Beijamo-nos apaixonados mais uma vez antes de ela se vestir, ou melhor, vestir
a calcinha e a camisola e voltar para o quarto dela. Em poucos minutos a
família toda iria acordar para um novo dia. Ela soube se aproveitar daquele
momento para fazer deixar gravado para sempre na minha memória a bela imagem
nua da mais bonita mulher que eu conheci.
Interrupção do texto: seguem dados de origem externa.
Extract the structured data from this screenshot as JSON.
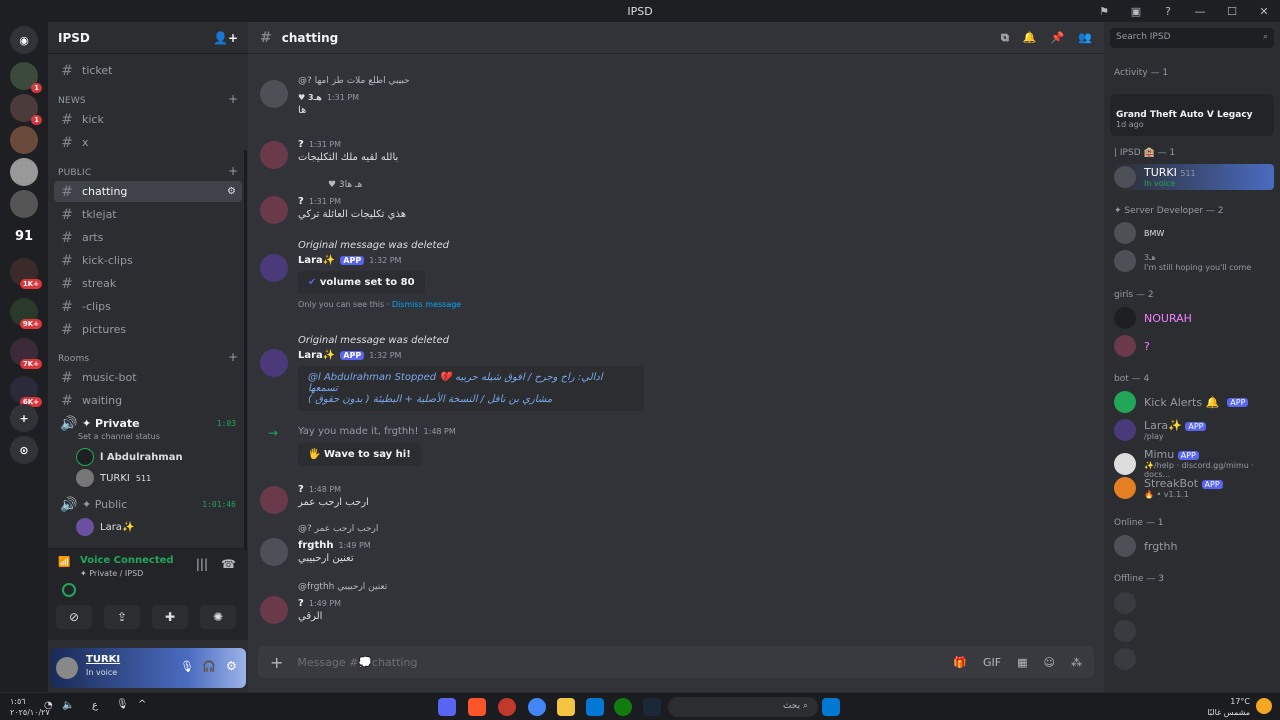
{
  "window": {
    "title": "IPSD"
  },
  "server": {
    "name": "IPSD",
    "rail_badges": [
      "1",
      "1",
      "1K+",
      "9K+",
      "7K+",
      "6K+"
    ],
    "rail_labels": [
      "91"
    ]
  },
  "sidebar": {
    "channels_top": [
      {
        "name": "ticket"
      },
      {
        "category": "NEWS"
      },
      {
        "name": "kick"
      },
      {
        "name": "x"
      },
      {
        "category": "PUBLIC"
      },
      {
        "name": "chatting",
        "active": true
      },
      {
        "name": "tklejat"
      },
      {
        "name": "arts"
      },
      {
        "name": "kick-clips"
      },
      {
        "name": "streak"
      },
      {
        "name": "-clips"
      },
      {
        "name": "pictures"
      },
      {
        "category": "Rooms"
      },
      {
        "name": "music-bot"
      },
      {
        "name": "waiting"
      }
    ],
    "voice_private": {
      "name": "✦ Private",
      "time": "1:03",
      "status": "Set a channel status",
      "users": [
        "l Abdulrahman",
        "TURKI",
        "511"
      ]
    },
    "voice_public": {
      "name": "✦ Public",
      "time": "1:01:46",
      "users": [
        "Lara✨"
      ]
    },
    "voice_connected": {
      "title": "Voice Connected",
      "location": "✦ Private / IPSD"
    },
    "user": {
      "name": "TURKI",
      "status": "In voice"
    }
  },
  "chat": {
    "channel": "chatting",
    "messages": [
      {
        "reply": "@? حبيبي اطلع ملات طز امها",
        "author": "",
        "time": "1:31 PM",
        "content": "ها",
        "tag": "♥ 3هـ"
      },
      {
        "author": "?",
        "time": "1:31 PM",
        "content": "بالله لقيه ملك التكليجات"
      },
      {
        "reply": "ها",
        "author": "?",
        "time": "1:31 PM",
        "content": "هذي تكليجات العائلة تركي",
        "tag": "♥ 3هـ"
      },
      {
        "deleted": "Original message was deleted",
        "author": "Lara✨",
        "app": "APP",
        "time": "1:32 PM",
        "embed": "volume set to 80",
        "ephemeral": "Only you can see this",
        "dismiss": "Dismiss message"
      },
      {
        "deleted": "Original message was deleted",
        "author": "Lara✨",
        "app": "APP",
        "time": "1:32 PM",
        "embed2_line1": "@l Abdulrahman Stopped 💔 ادالي: راح وجرح / افوق شيله حربيه تسمعها",
        "embed2_line2": "مشاري بن نافل / النسخة الأصلية + البطيئة ( بدون حقوق )"
      },
      {
        "join": "Yay you made it, frgthh!",
        "time": "1:48 PM",
        "wave": "Wave to say hi!"
      },
      {
        "author": "?",
        "time": "1:48 PM",
        "content": "ارحب ارحب عمر"
      },
      {
        "reply": "@? ارحب ارحب عمر",
        "author": "frgthh",
        "time": "1:49 PM",
        "content": "تعنين ارحبيبي"
      },
      {
        "reply": "@frgthh تعنين ارحبيبي",
        "author": "?",
        "time": "1:49 PM",
        "content": "الرقي"
      }
    ],
    "composer_placeholder": "Message #💭chatting"
  },
  "members": {
    "search_placeholder": "Search IPSD",
    "activity": {
      "header": "Activity — 1",
      "game": "Grand Theft Auto V Legacy",
      "ago": "1d ago"
    },
    "groups": [
      {
        "label": "| IPSD 🏨 — 1",
        "members": [
          {
            "name": "TURKI",
            "sub": "In voice",
            "tag": "511"
          }
        ]
      },
      {
        "label": "✦ Server Developer — 2",
        "members": [
          {
            "name": "BMW",
            "sub": ""
          },
          {
            "name": "3هـ",
            "sub": "I'm still hoping you'll come"
          }
        ]
      },
      {
        "label": "girls — 2",
        "members": [
          {
            "name": "NOURAH",
            "sub": ""
          },
          {
            "name": "?",
            "sub": ""
          }
        ]
      },
      {
        "label": "bot — 4",
        "members": [
          {
            "name": "Kick Alerts 🔔",
            "sub": "",
            "app": "APP"
          },
          {
            "name": "Lara✨",
            "sub": "/play",
            "app": "APP"
          },
          {
            "name": "Mimu",
            "sub": "✨/help · discord.gg/mimu · docs...",
            "app": "APP"
          },
          {
            "name": "StreakBot",
            "sub": "🔥 • v1.1.1",
            "app": "APP"
          }
        ]
      },
      {
        "label": "Online — 1",
        "members": [
          {
            "name": "frgthh",
            "sub": ""
          }
        ]
      },
      {
        "label": "Offline — 3",
        "members": []
      }
    ]
  },
  "taskbar": {
    "search": "بحث",
    "time": "١:٥٦",
    "date": "٢٠٢٥/١٠/٢٧",
    "weather_temp": "17°C",
    "weather_desc": "مشمس غالبًا",
    "lang": "ع"
  },
  "colors": {
    "accent": "#5865f2",
    "bg_main": "#313338",
    "bg_sidebar": "#2b2d31",
    "bg_rail": "#1e1f22",
    "green": "#23a55a",
    "red": "#da373c"
  }
}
Depois do café, me despedi de todos e ela me acompanhou
até a entrada da fazenda montada num cavalo e se despediu de mim com um beijo
de mais ou menos dez minutos que por pouco não me fez ficar para ver no que
dava. Depois ela disse, com os olhos cheios d’água:
– Vai à luta, piloto de jerico!
Abraçou-me como se estivesse pedindo para eu ficar.
Eu passei a mão nos cabelos dela, no rosto, nos beijamos de novo. Subi no
caminhão e fui embora. Parei um momento com vontade de voltar. “Eu acho que
daria um bom motorista de jerico”– pensei. Mas acelerei para só me arrepender
quando estivesse bem longe.
Quando parei num posto de gasolina para
almoçar, já estava muito distante de Alto Paraíso com uma saudade fresquinha no
meu coração. Abri a cortina do compartimento de dormir da boleia e encontrei um
bilhete que eu conservo comigo, com a marca da boca da Paloma feita pelos
lábios pintados de batom, onde ela escreveu: “Daria tudo pra você ficar aqui
comigo. Gostei de você logo que meus olhos lhe viram e me apaixonei quando lhe
conheci. Tinha esperança de que você fosse o meu homem. A última noite foi a
melhor da minha vida. Agora eu amo você. Se tivesse me convidado para ir
consigo, eu estaria aí, ao seu lado, bem mais feliz do que estou aqui, tenho
certeza. Você deixou comigo uma parte sua, e eu sei que vai voltar. Vou ficar
esperando. Até breve, meu amor. Sua Paloma.